Luke, describing the dynamics of first-century Christianity, says that the believers “devoted themselves to the apostles’ teaching and to the fellowship, to the breaking of bread and to prayer” (Acts 2:42). Four elements were present: doctrine (that’s biblical teaching), fellowship (interactions between fellow believers), breaking of bread (probably communion) and, yes, prayer, touching God for their needs, His protection, His will, and His purpose.
Has the church failed to maintain those dynamics? Some have. But others are rediscovering them. Among them are small groups of people who have abandoned traditional churches, opting for mini-churches, no less than house churches, where a group of anywhere from a half-dozen to three times that number meet in the warmth of a home and practice their faith. No, they are not in Communist or Islamic countries, but in major metropolitan areas. Driving past the buildings called “churches” they opt for the warmth of a small fellowship that they affectionately call “my church!”
Missing in many traditional churches is the element known as fellowship.
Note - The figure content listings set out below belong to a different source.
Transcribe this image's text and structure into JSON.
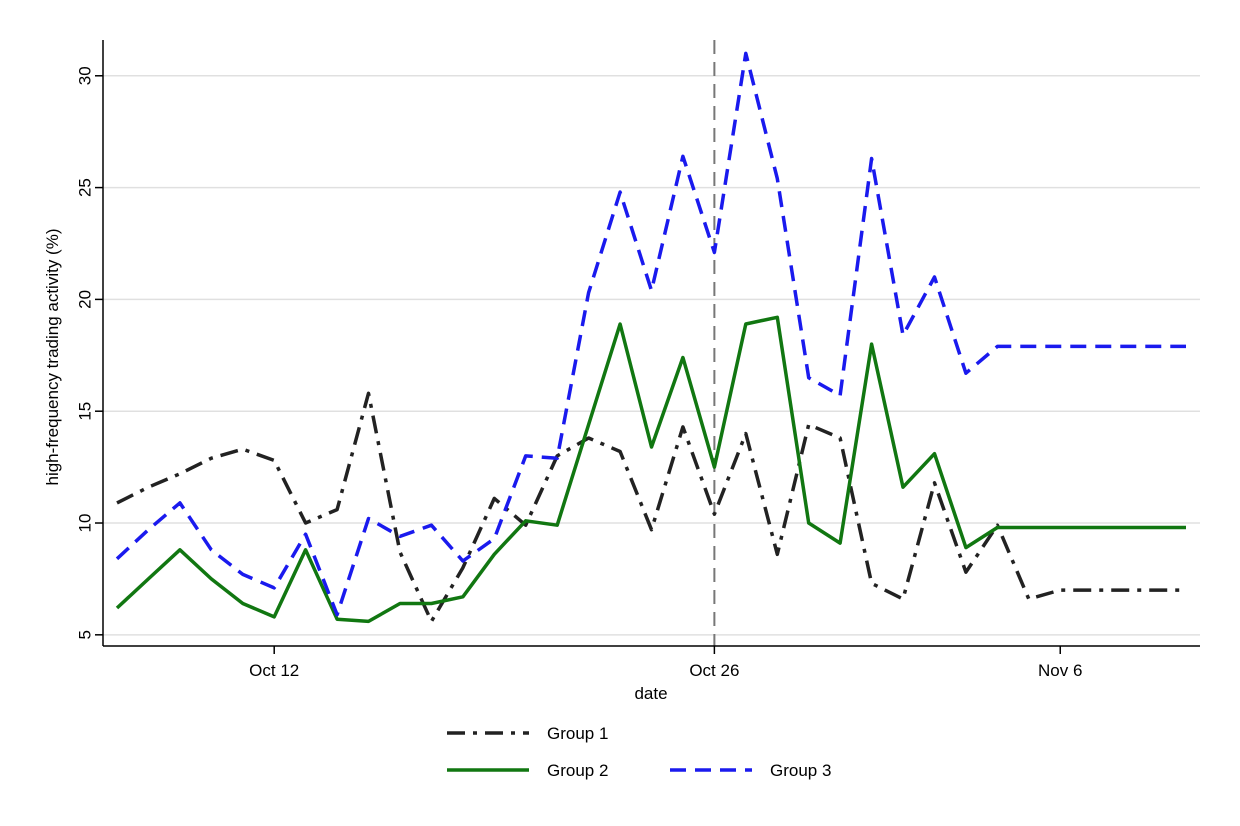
{
  "chart_data": {
    "type": "line",
    "xlabel": "date",
    "ylabel": "high-frequency trading activity (%)",
    "x_tick_labels": [
      {
        "label": "Oct 12",
        "date": "2008-10-12"
      },
      {
        "label": "Oct 26",
        "date": "2008-10-26"
      },
      {
        "label": "Nov 6",
        "date": "2008-11-06"
      }
    ],
    "yticks": [
      5,
      10,
      15,
      20,
      25,
      30
    ],
    "xlim": [
      "2008-10-07",
      "2008-11-10"
    ],
    "ylim": [
      4.5,
      31.6
    ],
    "grid": "horizontal",
    "legend_placement": "bottom",
    "event_line_date": "2008-10-26",
    "x": [
      "2008-10-07",
      "2008-10-08",
      "2008-10-09",
      "2008-10-10",
      "2008-10-11",
      "2008-10-12",
      "2008-10-13",
      "2008-10-14",
      "2008-10-15",
      "2008-10-16",
      "2008-10-17",
      "2008-10-18",
      "2008-10-19",
      "2008-10-20",
      "2008-10-21",
      "2008-10-22",
      "2008-10-23",
      "2008-10-24",
      "2008-10-25",
      "2008-10-26",
      "2008-10-27",
      "2008-10-28",
      "2008-10-29",
      "2008-10-30",
      "2008-10-31",
      "2008-11-01",
      "2008-11-02",
      "2008-11-03",
      "2008-11-04",
      "2008-11-05",
      "2008-11-06",
      "2008-11-07",
      "2008-11-08",
      "2008-11-09",
      "2008-11-10"
    ],
    "series": [
      {
        "name": "Group 1",
        "color": "#222222",
        "dash": "dashdot",
        "values": [
          10.9,
          11.6,
          12.2,
          12.9,
          13.3,
          12.8,
          10.0,
          10.6,
          15.8,
          8.7,
          5.6,
          8.0,
          11.1,
          9.9,
          13.0,
          13.8,
          13.2,
          9.7,
          14.3,
          10.4,
          14.0,
          8.6,
          14.4,
          13.8,
          7.3,
          6.6,
          11.8,
          7.8,
          9.9,
          6.6,
          7.0,
          7.0,
          7.0,
          7.0,
          7.0
        ]
      },
      {
        "name": "Group 2",
        "color": "#117711",
        "dash": "solid",
        "values": [
          6.2,
          7.5,
          8.8,
          7.5,
          6.4,
          5.8,
          8.8,
          5.7,
          5.6,
          6.4,
          6.4,
          6.7,
          8.6,
          10.1,
          9.9,
          14.4,
          18.9,
          13.4,
          17.4,
          12.5,
          18.9,
          19.2,
          10.0,
          9.1,
          18.0,
          11.6,
          13.1,
          8.9,
          9.8,
          9.8,
          9.8,
          9.8,
          9.8,
          9.8,
          9.8
        ]
      },
      {
        "name": "Group 3",
        "color": "#1a1aee",
        "dash": "dash",
        "values": [
          8.4,
          9.7,
          10.9,
          8.8,
          7.7,
          7.1,
          9.5,
          5.9,
          10.2,
          9.4,
          9.9,
          8.3,
          9.3,
          13.0,
          12.9,
          20.3,
          24.8,
          20.4,
          26.4,
          22.1,
          31.0,
          25.4,
          16.5,
          15.7,
          26.3,
          18.4,
          21.0,
          16.7,
          17.9,
          17.9,
          17.9,
          17.9,
          17.9,
          17.9,
          17.9
        ]
      }
    ]
  }
}
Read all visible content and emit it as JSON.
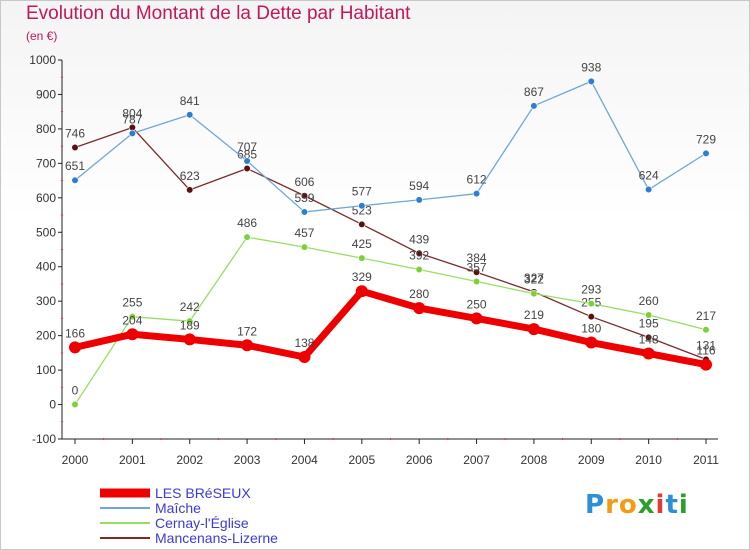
{
  "title": "Evolution du Montant de la Dette par Habitant",
  "subtitle": "(en €)",
  "logo": {
    "letters": [
      "P",
      "r",
      "o",
      "x",
      "i",
      "t",
      "i"
    ],
    "colors": [
      "#2a8fd6",
      "#f39c12",
      "#f39c12",
      "#2aa02a",
      "#e53935",
      "#2a8fd6",
      "#2aa02a"
    ]
  },
  "chart_data": {
    "type": "line",
    "title": "Evolution du Montant de la Dette par Habitant",
    "xlabel": "",
    "ylabel": "(en €)",
    "categories": [
      "2000",
      "2001",
      "2002",
      "2003",
      "2004",
      "2005",
      "2006",
      "2007",
      "2008",
      "2009",
      "2010",
      "2011"
    ],
    "ylim": [
      -100,
      1000
    ],
    "yticks": [
      -100,
      0,
      100,
      200,
      300,
      400,
      500,
      600,
      700,
      800,
      900,
      1000
    ],
    "grid": false,
    "legend_position": "bottom-left",
    "series": [
      {
        "name": "LES BRéSEUX",
        "color": "#ee0000",
        "values": [
          166,
          204,
          189,
          172,
          138,
          329,
          280,
          250,
          219,
          180,
          148,
          116
        ],
        "labels": [
          "166",
          "204",
          "189",
          "172",
          "138",
          "329",
          "280",
          "250",
          "219",
          "180",
          "148",
          "116"
        ]
      },
      {
        "name": "Maîche",
        "color": "#6fa7d4",
        "values": [
          651,
          787,
          841,
          707,
          559,
          577,
          594,
          612,
          867,
          938,
          624,
          729
        ],
        "labels": [
          "651",
          "787",
          "841",
          "707",
          "559",
          "577",
          "594",
          "612",
          "867",
          "938",
          "624",
          "729"
        ]
      },
      {
        "name": "Cernay-l'Église",
        "color": "#99dd66",
        "values": [
          0,
          255,
          242,
          486,
          457,
          425,
          392,
          357,
          322,
          293,
          260,
          217
        ],
        "labels": [
          "0",
          "255",
          "242",
          "486",
          "457",
          "425",
          "392",
          "357",
          "322",
          "293",
          "260",
          "217"
        ]
      },
      {
        "name": "Mancenans-Lizerne",
        "color": "#7a2a2a",
        "values": [
          746,
          804,
          623,
          685,
          606,
          523,
          439,
          384,
          327,
          255,
          195,
          131
        ],
        "labels": [
          "746",
          "804",
          "623",
          "685",
          "606",
          "523",
          "439",
          "384",
          "327",
          "255",
          "195",
          "131"
        ]
      }
    ]
  }
}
The Greek word koinonia, usually translated as “fellowship,” was used three ways in the first century. Yes, of course, the traditional meaning of personal interaction was primary, but the same word was used of the intimacy enjoyed in marriage when two persons were deeply committed to each other. It was also used of the wrapping of a scroll around the central shaft—much as we would describe the closeness of pages at the binding of a book.
The British pastor, G. Campbell Morgan, wrote, “The ordinance of fellowship, we have too much neglected. It has become very difficult for Christian people to talk of the things of Christ to each other. They meet together in ordinary life, and they talk of everything except the deepest things of their spiritual life. They have never learned how to help each other in mutual conversation concerning them.”[1]
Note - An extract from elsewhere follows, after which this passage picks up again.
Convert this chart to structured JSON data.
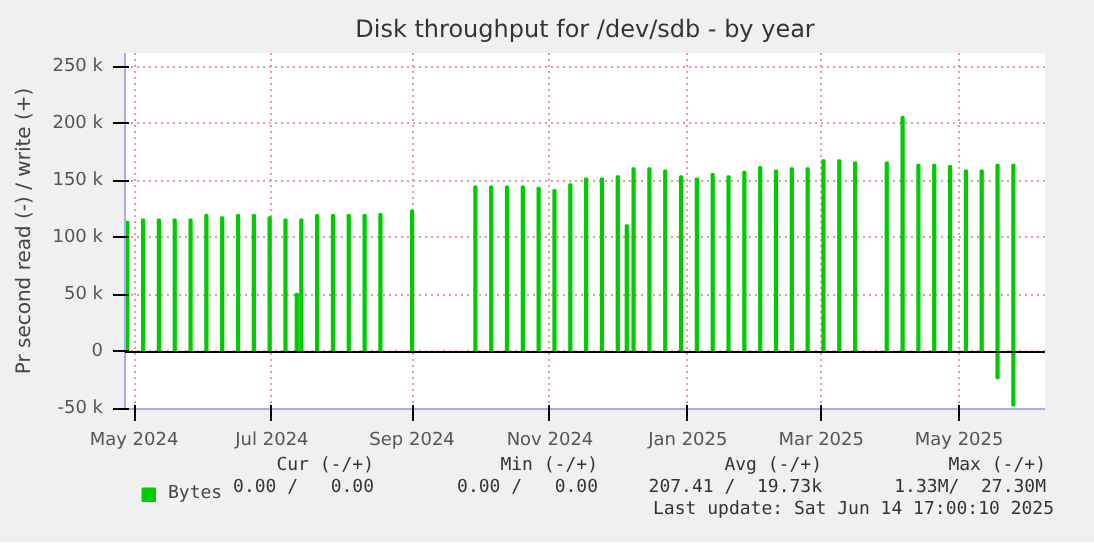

Following the resurrection, in those forty days that Jesus was here on Earth before His ascension into heaven, he had both fellowship and ate and drank with the disciples.
If you go to church and feel like the “odd-person-out” I described at the beginning of today’s commentary, I suggest you begin looking for a fellowship where you can join in worship, commitment, and fellowship and grow in grace and the knowledge of Jesus Christ. That’s all part of what God intended for you as His child.
A final thought: God created us with the need for fellowship both with others and with Him as well. Remember, in the cool of the evening God came down to have fellowship with Adam, who had hidden himself from the Father. God not only puts the need for fellowship into our lives but He designed the solution to that need as well. That’s where a relationship with Him comes into the picture with one another and certainly, with our Heavenly Father.
Resource reading: Acts 2:42-47
[1] G. Campbell Morgan, The Acts of the Apostles (Fleming H. Revell, Westwood, NJ: 1924), 92, 93.